Anthony Lambert from Historic House
This is a remarkable book.
In its multi-authored, rounded approach to the subject of the Cornish estate and house, it goes far beyond the usual country—house monograph. lts generously illustrated chapters delve into its every aspect, starting with early settlements and the farming that began almost 3,000 years ago followed by the formation of villages.
Chapters examine the history of the name, deer-parks, landscaped parks, the coastline and its long tradition of smuggling, and the early 13th-century parish church of St Michael before turning to the building of Caerhays Castle.
The cellars of a large early 15th—century house became the foundations for a house designed by John Nash in 1808 on a substantially raised platform to increase its impressiveness.

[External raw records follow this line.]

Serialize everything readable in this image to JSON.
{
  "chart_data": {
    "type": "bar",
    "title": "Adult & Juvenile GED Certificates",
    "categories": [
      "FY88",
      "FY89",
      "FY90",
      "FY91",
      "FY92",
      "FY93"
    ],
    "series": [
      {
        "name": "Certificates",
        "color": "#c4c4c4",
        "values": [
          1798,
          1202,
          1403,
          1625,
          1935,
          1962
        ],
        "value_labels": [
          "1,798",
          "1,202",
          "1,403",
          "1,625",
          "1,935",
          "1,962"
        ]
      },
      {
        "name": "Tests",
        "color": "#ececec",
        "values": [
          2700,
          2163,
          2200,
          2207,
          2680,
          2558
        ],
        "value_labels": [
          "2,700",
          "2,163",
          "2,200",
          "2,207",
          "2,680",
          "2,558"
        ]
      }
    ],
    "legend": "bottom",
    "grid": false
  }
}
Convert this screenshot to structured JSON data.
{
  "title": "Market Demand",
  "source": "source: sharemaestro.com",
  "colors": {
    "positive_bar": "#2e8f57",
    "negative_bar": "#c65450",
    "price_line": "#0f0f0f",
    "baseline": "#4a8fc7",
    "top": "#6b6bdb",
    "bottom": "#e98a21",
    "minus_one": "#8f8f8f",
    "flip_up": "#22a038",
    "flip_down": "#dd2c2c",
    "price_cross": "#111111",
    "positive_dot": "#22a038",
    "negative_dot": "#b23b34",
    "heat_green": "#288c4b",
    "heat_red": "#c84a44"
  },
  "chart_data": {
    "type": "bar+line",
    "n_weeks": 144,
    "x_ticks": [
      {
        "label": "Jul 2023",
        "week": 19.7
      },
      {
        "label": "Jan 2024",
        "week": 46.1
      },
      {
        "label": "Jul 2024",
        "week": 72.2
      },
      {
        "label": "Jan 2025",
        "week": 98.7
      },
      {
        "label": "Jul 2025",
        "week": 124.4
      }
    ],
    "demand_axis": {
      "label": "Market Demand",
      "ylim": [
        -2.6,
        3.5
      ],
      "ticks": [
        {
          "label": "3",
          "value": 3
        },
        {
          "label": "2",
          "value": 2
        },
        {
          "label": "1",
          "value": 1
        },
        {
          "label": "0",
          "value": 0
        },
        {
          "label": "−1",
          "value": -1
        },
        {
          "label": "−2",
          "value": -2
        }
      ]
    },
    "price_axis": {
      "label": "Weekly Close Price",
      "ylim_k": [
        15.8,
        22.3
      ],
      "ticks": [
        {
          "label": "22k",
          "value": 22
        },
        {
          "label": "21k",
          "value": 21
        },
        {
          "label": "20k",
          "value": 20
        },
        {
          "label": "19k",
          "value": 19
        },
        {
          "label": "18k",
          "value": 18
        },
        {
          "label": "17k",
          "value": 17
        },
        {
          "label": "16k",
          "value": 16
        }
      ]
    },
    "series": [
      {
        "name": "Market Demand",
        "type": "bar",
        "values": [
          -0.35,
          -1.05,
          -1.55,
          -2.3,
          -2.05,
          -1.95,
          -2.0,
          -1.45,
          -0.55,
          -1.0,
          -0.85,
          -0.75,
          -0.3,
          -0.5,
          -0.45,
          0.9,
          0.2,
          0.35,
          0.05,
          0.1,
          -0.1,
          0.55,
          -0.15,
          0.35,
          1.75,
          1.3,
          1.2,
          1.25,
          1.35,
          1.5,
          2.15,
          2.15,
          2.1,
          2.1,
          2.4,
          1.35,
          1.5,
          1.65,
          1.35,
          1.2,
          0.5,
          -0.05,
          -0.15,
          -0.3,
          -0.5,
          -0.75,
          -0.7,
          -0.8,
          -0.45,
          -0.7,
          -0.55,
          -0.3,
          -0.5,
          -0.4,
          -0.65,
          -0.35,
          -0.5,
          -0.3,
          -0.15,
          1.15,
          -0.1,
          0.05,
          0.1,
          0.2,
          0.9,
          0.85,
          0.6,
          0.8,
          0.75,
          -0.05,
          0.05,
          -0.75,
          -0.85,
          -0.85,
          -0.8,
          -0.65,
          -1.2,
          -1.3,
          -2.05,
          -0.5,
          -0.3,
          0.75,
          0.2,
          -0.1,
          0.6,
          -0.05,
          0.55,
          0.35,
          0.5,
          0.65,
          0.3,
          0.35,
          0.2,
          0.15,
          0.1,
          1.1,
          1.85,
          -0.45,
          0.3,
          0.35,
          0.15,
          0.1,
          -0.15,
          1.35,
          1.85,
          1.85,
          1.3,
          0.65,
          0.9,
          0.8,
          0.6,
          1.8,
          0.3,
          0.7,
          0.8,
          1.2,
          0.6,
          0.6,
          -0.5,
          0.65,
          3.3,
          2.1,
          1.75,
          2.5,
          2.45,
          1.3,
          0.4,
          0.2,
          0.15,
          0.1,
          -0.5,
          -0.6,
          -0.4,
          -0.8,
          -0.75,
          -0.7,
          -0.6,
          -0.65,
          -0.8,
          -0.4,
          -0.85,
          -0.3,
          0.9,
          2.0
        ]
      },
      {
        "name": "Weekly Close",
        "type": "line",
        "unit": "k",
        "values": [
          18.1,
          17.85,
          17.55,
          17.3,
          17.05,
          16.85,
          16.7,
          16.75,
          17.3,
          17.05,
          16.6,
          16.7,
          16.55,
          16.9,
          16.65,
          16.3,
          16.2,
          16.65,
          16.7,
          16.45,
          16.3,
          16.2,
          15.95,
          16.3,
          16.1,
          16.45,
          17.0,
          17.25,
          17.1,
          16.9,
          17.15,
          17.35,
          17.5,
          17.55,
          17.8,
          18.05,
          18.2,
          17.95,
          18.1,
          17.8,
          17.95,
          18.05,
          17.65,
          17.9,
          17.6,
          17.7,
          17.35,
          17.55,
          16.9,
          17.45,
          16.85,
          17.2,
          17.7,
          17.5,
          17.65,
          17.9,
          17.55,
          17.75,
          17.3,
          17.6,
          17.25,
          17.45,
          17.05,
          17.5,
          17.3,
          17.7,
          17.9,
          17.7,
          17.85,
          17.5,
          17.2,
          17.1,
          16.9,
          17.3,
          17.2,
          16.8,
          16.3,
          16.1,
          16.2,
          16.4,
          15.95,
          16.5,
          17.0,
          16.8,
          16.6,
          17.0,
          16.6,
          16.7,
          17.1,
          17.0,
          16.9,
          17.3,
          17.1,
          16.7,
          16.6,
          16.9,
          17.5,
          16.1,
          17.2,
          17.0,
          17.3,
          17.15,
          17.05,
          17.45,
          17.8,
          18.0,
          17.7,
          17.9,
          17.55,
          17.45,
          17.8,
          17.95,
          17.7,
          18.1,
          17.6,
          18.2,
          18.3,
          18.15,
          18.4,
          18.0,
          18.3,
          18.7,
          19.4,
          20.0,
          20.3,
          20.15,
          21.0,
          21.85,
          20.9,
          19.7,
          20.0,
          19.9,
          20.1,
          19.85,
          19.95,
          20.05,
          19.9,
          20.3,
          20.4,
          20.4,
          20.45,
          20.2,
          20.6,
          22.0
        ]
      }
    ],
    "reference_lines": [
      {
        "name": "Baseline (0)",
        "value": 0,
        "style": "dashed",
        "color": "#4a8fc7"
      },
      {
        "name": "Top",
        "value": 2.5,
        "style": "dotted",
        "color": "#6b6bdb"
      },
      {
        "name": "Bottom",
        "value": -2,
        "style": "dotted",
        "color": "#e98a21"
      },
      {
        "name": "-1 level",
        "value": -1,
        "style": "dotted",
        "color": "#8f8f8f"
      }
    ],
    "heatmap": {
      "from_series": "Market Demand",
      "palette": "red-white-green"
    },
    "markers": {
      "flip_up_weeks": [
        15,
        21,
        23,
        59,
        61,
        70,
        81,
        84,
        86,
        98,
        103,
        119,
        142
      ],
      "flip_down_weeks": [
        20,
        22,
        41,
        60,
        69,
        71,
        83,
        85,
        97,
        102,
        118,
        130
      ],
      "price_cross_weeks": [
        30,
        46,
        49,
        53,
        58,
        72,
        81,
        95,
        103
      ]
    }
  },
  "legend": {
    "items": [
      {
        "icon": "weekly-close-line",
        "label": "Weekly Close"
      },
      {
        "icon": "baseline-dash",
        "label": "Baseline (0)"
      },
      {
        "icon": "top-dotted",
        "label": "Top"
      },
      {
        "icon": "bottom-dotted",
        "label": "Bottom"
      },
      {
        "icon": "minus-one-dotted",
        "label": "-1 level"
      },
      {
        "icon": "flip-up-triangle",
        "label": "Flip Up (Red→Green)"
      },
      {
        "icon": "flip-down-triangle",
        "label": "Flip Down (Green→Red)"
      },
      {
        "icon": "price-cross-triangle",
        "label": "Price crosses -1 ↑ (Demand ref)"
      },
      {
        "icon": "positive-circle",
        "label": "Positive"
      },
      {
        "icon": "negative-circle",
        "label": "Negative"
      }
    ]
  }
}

The parents of the poet Lord Byron were married in the chapel of the earlier house.
Most of Nash's houses have been demolished, so the modestly altered form of the castle, with its mass of different shapes perfectly suited to its setting, makes it an important survival.
It has had a curious life. We know work was still in progress in 1824, yet its contents and even stained glass were sold at auction in 1842 and 1852.
John Trevanion Purnell Bettesworth appears to have overreached his means by commissioning Nash to build Caerhays, but other factors are thought to have played a part in his sudden downfall. He escaped his creditors by fleeing abroad and died a bankrupt in Belgium in 1840. By 1852, lead from the roof was gone and water ran through the rooms. The house was rescued the following year by Michael Williams, and mid—Victorian improvements brought the house to more or less its present form by 1881.
A chapter describes the rooms on a public tour of the house and the collection of largely 19th—century paintings, and another is devoted to John Nash.
The third section covers the history of the families which have owned Caerhays, beginning with the arrival of the Trevanions in the early 15th century and the inheritance of the house by the Bettesworth—Trevanions. But the main focus is naturally on the Williams family, which still owns Caerhays, and the role it has played in Cornish history particularly in the extraction of the county’s minerals and development of associated industries outside the county.
It was John Charles Williams who did much to make Caerhays so well—known for its collection of magnolias and camellias in the 120—acre gardens. He sponsored plant-hunters in their expeditions to south-west China, and was noted for his work in hybridisation.
The gardens are the subject of the book's final section and appendices. It might have been better to transpose sections two and three, as the earlier architectural history mentions characters and events still unfamiliar to the reader. A polish from an editor would have been beneficial, and some of the pictures might have been larger. But these are minor quibbles, and, as the preface suggests, others might do well to emulate the depth and breadth of the book’s coverage.